WASHINGTON — Defense Secretary Les Aspin, faced with congressional calls for his resignation, acknowledged Thursday that he had refused a request to send protective armor to American forces in Somalia and conceded that it had been a grave mistake.
While noting that, in hindsight, he would have made "a very different decision," Aspin said after a private meeting with President Clinton that he would not resign over what congressional critics contend has been his "very poor" handling of the Somalia crisis.
A senior White House source said that Clinton was alarmed by reports that Aspin had denied a field request for tanks that could have helped to protect American forces that suffered heavy casualties in Mogadishu last weekend. The President summoned the secretary to a one-on-one meeting late Thursday afternoon.
The source said that after the meeting--which was followed by consultations with senior Pentagon officials to confirm Aspin's version of events--the President reiterated his confidence in the secretary. Clinton "is not dissatisfied" with the secretary, the senior source said. "Aspin's job is absolutely not in jeopardy."
In a statement released by the Pentagon and later at a White House briefing, Aspin acknowledged that he denied military requests for more heavy armor for Somalia before last weekend's fatal raid in Mogadishu, sparking calls from a number of lawmakers that he resign or be dismissed.
"The ultimate responsibility for the safety of our troops is mine. I was aware of the request and could have directed that a deployment order be drawn up. I did not, and I accept responsibility for the consequences," Aspin said. "Had I known at that time what I knew after the events of last Sunday, I would have made a very different decision."
Without protective armor to back them up, American forces suffered heavy casualties when they were pinned down by fierce gunfire in a raid on one hide-out used by Somali warlord Mohammed Farah Aidid in Mogadishu on Sunday; the incident has claimed the lives of 13 U.S. troops and has left 77 wounded.
The armor that American commanders in Somalia had requested "could have been (employed) very usefully" to rescue the trapped forces, Aspin conceded.

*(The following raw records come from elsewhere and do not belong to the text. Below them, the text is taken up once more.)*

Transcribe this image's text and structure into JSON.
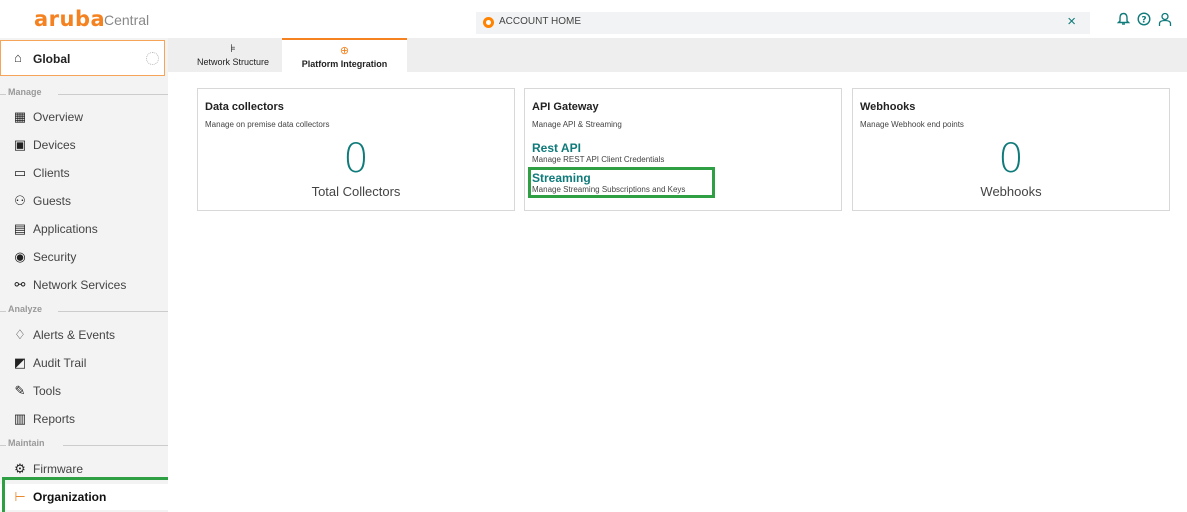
{
  "app": {
    "logo": "aruba",
    "product": "Central"
  },
  "search": {
    "text": "ACCOUNT HOME",
    "close": "×"
  },
  "header_icons": {
    "bell": "Δ",
    "help": "?",
    "user": "Ʌ"
  },
  "sidebar": {
    "global": {
      "label": "Global"
    },
    "sections": {
      "manage": "Manage",
      "analyze": "Analyze",
      "maintain": "Maintain"
    },
    "items": [
      {
        "label": "Overview",
        "icon": "▦"
      },
      {
        "label": "Devices",
        "icon": "▣"
      },
      {
        "label": "Clients",
        "icon": "▭"
      },
      {
        "label": "Guests",
        "icon": "⚇"
      },
      {
        "label": "Applications",
        "icon": "▤"
      },
      {
        "label": "Security",
        "icon": "◉"
      },
      {
        "label": "Network Services",
        "icon": "⚯"
      },
      {
        "label": "Alerts & Events",
        "icon": "♢"
      },
      {
        "label": "Audit Trail",
        "icon": "◩"
      },
      {
        "label": "Tools",
        "icon": "✎"
      },
      {
        "label": "Reports",
        "icon": "▥"
      },
      {
        "label": "Firmware",
        "icon": "⚙"
      },
      {
        "label": "Organization",
        "icon": "⊢"
      }
    ]
  },
  "tabs": [
    {
      "label": "Network Structure",
      "icon": "⊧"
    },
    {
      "label": "Platform Integration",
      "icon": "⊕"
    }
  ],
  "cards": {
    "collectors": {
      "title": "Data collectors",
      "subtitle": "Manage on premise data collectors",
      "count": "0",
      "count_label": "Total Collectors"
    },
    "api": {
      "title": "API Gateway",
      "subtitle": "Manage API & Streaming",
      "rest_link": "Rest API",
      "rest_desc": "Manage REST API Client Credentials",
      "stream_link": "Streaming",
      "stream_desc": "Manage Streaming Subscriptions and Keys"
    },
    "webhooks": {
      "title": "Webhooks",
      "subtitle": "Manage Webhook end points",
      "count": "0",
      "count_label": "Webhooks"
    }
  },
  "colors": {
    "brand_orange": "#f58220",
    "teal": "#0f7a7a",
    "highlight_green": "#2ea043"
  }
}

Explaining the decision to Clinton and to congressional leaders earlier, Aspin said the request came to him through Pentagon channels at a time when the United States was trying to reduce its forces in Somalia and to stockpile armor for possible deployment of American troops to Bosnia-Herzegovina as part of a peacekeeping force.

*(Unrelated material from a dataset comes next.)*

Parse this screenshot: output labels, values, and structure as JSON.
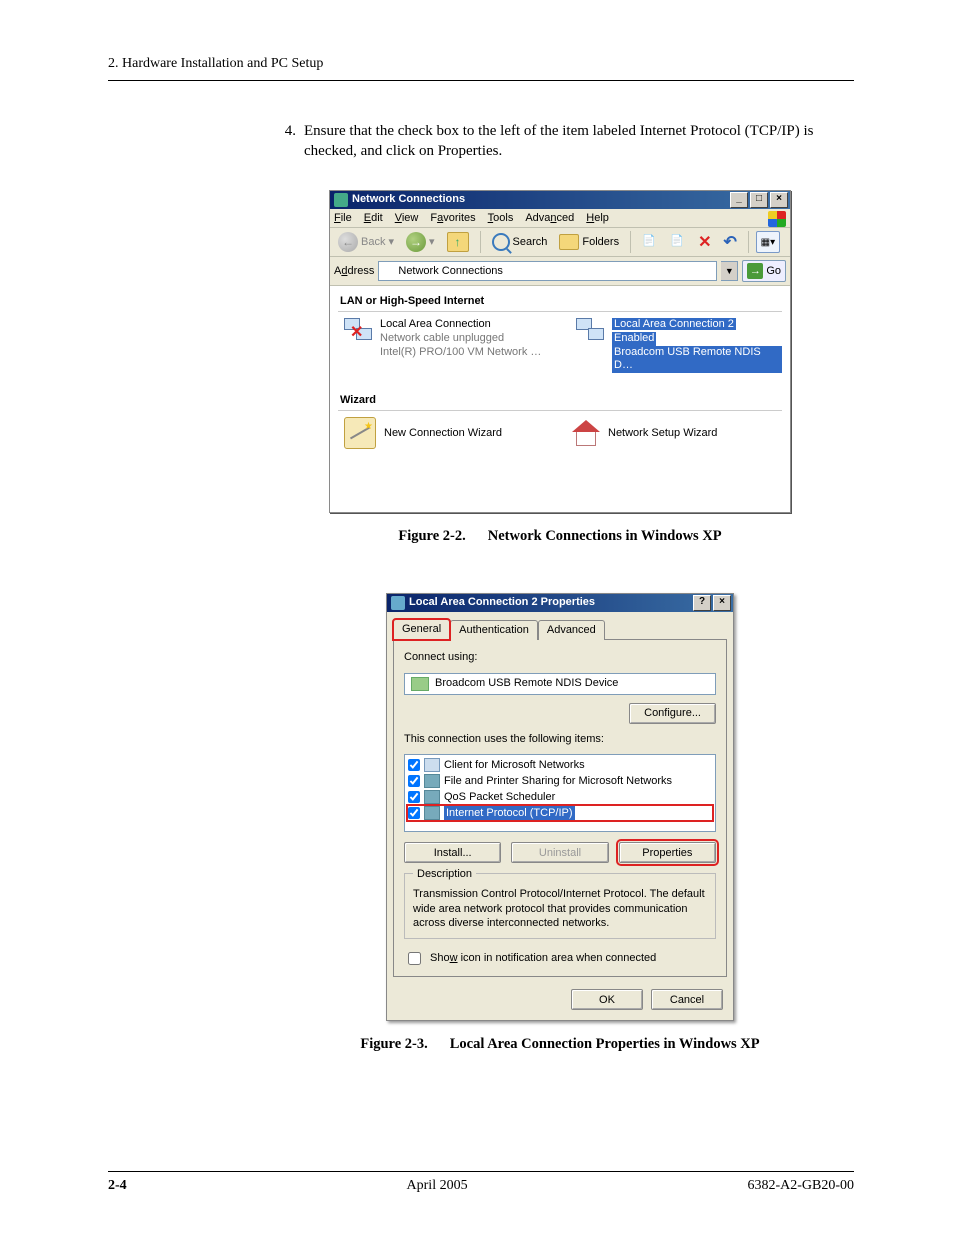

He also said the request from Maj. Gen. Thomas Montgomery, commander of U.S. forces in Somalia, came to him indirectly and was presented as a request for equipment to protect supply lines--not the lives of American troops searching the Somali capital for fugitive Aidid.
Sen. John W. Warner (R-Va.), senior Republican on the Senate Armed Services Committee, said Aspin told lawmakers that, under those circumstances, he was concerned that approving the heavy armor request would have sent "the wrong signal" at a time when the United States was trying to "draw down its presence in Somalia," not increase it.

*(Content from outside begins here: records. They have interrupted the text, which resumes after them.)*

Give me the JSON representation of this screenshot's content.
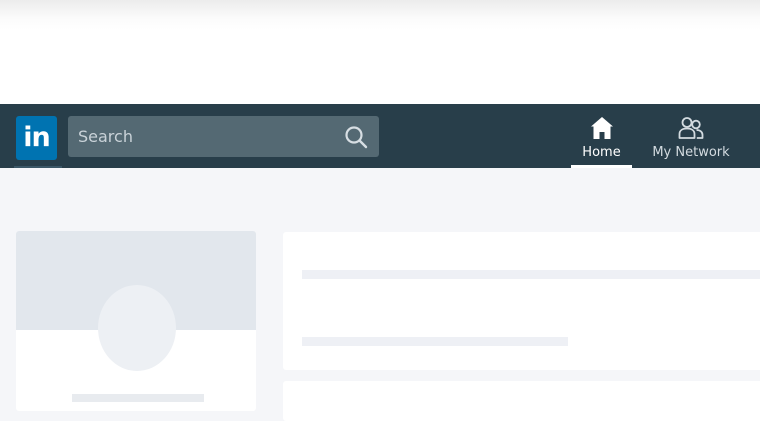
{
  "app": {
    "logo_text": "in"
  },
  "search": {
    "placeholder": "Search",
    "value": ""
  },
  "nav": {
    "items": [
      {
        "label": "Home",
        "icon": "home-icon",
        "active": true
      },
      {
        "label": "My Network",
        "icon": "my-network-icon",
        "active": false
      }
    ]
  },
  "colors": {
    "navbar_bg": "#283e4a",
    "logo_bg": "#0073b1",
    "search_bg": "#546973",
    "page_bg": "#f5f6f9"
  }
}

But some lawmakers, already upset by what was widely perceived as Aspin's disastrous performance at a Somalia briefing for members of Congress on Tuesday night, were unsatisfied.
"Secretary Aspin let us down by turning a military decision into a political decision. That was wrong and he must be removed," Sen. Alfonse M. D'Amato (R-N.Y.) declared in a fiery Senate floor speech. "He should be fired now or he should resign now," D'Amato said.
In the House, Republican Whip Newt Gingrich of Georgia joined D'Amato's call for Aspin's resignation. "The secretary of defense must be held accountable," Gingrich said, saying Aspin was one of the "civilians who, frankly, don't know what they are doing" at the Pentagon.
The fierce attacks drew Democratic leaders to Aspin's defense. House Speaker Thomas S. Foley (D-Wash.) quickly praised the former congressman as an "extraordinarily able and fine secretary" of defense, and Sen. Sam Nunn (D-Ga.), the chairman of the Senate Armed Services Committee, dismissed suggestions that Aspin should resign.
Senate Minority Leader Bob Dole (R-Kan.) also turned aside calls for Aspin's resignation, saying it was "a little early" to search for "a scapegoat" for Clinton's Somalia policy.
While the most intense criticism of Aspin came mostly from a small minority of conservative Republicans with reputations for combative partisanship, the disaffection with his handling of the Somalia crisis was clearly shared by Democrats and Republicans alike.
Lawmakers who attended Tuesday's briefing variously described it as "disastrous," "appalling" and "meandering" and said it fed the growing congressional clamor for an immediate withdrawal of American forces from Somalia. The resulting furor forced Clinton into a hurried reappraisal of his Somalia policy to prevent a cutoff of funds for further military action there.
"This certainly has not been Les' finest hour," one senator, who requested anonymity, said of Aspin's performance on Capitol Hill.
Times staff writer Art Pine contributed to this report.